Heureusement, suite à plusieurs procédures judiciaires gagnées par la LPO, en septembre 2022, un nouvel arrêté ministériel triennal était pris et prévoyait uniquement la destruction de cormorans autour des piscicultures, soit pour l’Ariège, 30 au total chaque année pour les piscicultures de Montbel et les Cabannnes., arrêté confirmé par une décision en référé du Conseil d’Etat du 10 novembre 2022.
Mais lorsque l’affaire a été examinée sur le fond, le Conseil d’Etat a cette fois prononcé le 8 juillet 2024 l’annulation de l’arrêté ministériel, et ordonné l’édiction d’un arrêté modificatif comprenant des plafonds départementaux de destruction de grands cormorans en eaux libres pour la période 2022-2025. Tout en reconnaissant que le Grand cormoran n’était pas le facteur principal expliquant le mauvais état de conservation de certaines espèces de poisson, le Conseil d’Etat a considéré que la pression de prédation qu’il exerce apparaît susceptible, dans certains contextes particuliers, de contribuer à le dégrader davantage.

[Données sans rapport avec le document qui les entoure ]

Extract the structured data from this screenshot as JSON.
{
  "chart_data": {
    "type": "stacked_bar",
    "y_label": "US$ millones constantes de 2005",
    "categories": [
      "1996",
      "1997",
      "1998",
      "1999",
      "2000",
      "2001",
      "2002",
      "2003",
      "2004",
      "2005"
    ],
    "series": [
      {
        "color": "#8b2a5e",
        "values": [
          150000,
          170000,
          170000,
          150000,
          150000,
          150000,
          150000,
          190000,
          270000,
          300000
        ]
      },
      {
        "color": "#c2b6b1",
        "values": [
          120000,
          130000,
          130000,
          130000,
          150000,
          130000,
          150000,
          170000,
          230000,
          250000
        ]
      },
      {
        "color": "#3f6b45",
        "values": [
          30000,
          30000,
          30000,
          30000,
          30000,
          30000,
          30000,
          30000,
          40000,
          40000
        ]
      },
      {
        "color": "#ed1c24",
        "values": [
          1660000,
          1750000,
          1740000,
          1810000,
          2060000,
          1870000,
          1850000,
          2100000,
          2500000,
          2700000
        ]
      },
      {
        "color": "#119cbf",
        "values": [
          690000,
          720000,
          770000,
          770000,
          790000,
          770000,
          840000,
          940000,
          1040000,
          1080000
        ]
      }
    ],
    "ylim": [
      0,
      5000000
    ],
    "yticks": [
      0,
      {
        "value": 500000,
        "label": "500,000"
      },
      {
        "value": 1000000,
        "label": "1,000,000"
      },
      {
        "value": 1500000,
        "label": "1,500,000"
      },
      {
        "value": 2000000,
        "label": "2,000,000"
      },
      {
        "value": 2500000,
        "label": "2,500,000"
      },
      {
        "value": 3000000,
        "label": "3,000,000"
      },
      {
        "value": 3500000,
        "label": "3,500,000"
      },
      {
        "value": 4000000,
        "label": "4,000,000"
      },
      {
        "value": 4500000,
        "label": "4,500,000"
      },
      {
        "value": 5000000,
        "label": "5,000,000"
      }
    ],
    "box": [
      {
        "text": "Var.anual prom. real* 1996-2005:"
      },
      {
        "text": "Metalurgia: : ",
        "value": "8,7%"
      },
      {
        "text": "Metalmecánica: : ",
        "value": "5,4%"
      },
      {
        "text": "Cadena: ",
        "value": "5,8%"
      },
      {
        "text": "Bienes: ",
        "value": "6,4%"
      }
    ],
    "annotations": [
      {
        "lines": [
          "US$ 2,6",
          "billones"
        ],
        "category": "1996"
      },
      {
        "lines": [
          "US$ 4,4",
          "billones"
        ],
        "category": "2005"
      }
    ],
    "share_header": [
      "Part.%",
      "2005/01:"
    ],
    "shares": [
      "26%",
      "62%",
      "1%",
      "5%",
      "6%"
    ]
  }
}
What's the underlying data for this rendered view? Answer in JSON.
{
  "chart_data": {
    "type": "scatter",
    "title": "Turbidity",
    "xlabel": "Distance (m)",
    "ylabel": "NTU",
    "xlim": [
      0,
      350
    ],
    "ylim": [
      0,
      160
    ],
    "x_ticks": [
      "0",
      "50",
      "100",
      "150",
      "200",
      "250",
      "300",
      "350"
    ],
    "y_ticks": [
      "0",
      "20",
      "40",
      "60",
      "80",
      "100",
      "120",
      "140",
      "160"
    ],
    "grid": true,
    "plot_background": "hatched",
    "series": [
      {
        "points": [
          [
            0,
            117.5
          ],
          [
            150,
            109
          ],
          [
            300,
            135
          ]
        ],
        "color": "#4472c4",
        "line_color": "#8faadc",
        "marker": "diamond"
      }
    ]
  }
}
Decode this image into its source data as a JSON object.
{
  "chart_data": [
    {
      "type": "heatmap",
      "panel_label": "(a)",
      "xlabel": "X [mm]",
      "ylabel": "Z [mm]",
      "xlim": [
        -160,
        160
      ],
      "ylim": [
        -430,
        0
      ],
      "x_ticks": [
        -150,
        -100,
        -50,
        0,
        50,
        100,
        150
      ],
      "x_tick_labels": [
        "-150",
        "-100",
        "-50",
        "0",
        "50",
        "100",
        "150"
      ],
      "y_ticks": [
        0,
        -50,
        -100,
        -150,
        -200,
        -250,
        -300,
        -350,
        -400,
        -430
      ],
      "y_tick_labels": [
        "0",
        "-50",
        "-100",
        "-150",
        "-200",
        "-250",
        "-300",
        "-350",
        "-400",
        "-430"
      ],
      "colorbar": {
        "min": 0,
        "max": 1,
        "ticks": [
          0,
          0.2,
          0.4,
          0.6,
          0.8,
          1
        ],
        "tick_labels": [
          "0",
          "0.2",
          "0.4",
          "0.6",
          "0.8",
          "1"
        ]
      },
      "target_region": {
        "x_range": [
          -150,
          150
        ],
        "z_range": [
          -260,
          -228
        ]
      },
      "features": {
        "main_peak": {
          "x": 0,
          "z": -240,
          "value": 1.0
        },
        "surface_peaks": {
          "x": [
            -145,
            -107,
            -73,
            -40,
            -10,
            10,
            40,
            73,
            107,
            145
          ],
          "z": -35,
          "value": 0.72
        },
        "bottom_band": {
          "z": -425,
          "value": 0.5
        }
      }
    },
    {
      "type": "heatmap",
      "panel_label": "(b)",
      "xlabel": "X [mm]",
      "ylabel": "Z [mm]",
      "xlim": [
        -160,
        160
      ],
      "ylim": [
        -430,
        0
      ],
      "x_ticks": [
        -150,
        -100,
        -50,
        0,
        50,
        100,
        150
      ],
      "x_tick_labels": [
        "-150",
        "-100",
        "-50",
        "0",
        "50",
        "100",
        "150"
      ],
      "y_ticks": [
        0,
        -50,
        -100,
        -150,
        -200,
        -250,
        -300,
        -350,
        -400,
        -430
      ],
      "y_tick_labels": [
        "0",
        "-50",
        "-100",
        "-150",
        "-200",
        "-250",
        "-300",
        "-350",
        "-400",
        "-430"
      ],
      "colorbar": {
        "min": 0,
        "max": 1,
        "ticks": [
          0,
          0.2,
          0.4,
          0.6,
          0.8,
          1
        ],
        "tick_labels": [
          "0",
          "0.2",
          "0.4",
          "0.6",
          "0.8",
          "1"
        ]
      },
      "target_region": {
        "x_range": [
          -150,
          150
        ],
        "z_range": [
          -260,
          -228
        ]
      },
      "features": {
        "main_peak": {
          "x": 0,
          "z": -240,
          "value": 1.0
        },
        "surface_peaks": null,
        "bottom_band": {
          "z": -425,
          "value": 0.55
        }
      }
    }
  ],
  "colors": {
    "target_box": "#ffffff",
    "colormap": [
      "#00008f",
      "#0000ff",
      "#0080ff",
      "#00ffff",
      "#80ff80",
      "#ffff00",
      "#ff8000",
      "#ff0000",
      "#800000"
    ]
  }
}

Donc, nous voilà repartis hélas, pour des arrêtés de destruction de cormorans sur les eaux libres en 2025, les plafonds départementaux seront fixés par arrêté préfectoral et ne pourront excéder 20 % de la population estimée dans le département lors du dernier recensement national..
En réalité, le Grand Cormoran a toute sa place en Ariège, d’autant qu’il y est présent en petit nombre et faire de cet oiseau le bouc-émissaire de la régression des poissons d’eau douce est un non-sens et permet d’éviter de remettre en question les causes principales: pollution et dégradation de la qualité des eaux, barrages et discontinuité écologique, prélèvements excessifs pour les conduites forcées d’hydroélectricité et pour l’irrigation, réchauffement climatique et sécheresses meurtrières. L’enjeu n’est pas de sauvegarder le loisir de quelques pêcheurs mais bien de préserver la biodiversité.
Bien évidemment, le Comité Ecologique Ariégeois se réserve le droit d’attaquer au Tribunal Administratif les futurs arrêtés préfectoraux concernant la destruction de ce bel oiseau sur les rivières et les plans d’eau de notre département. Ne perdons pas de vue que des méthodes d’effarouchement efficaces et non létales existent et devraient être privilégiées, à tout le moins autour des piscicultures de Montbel et les Cabannes.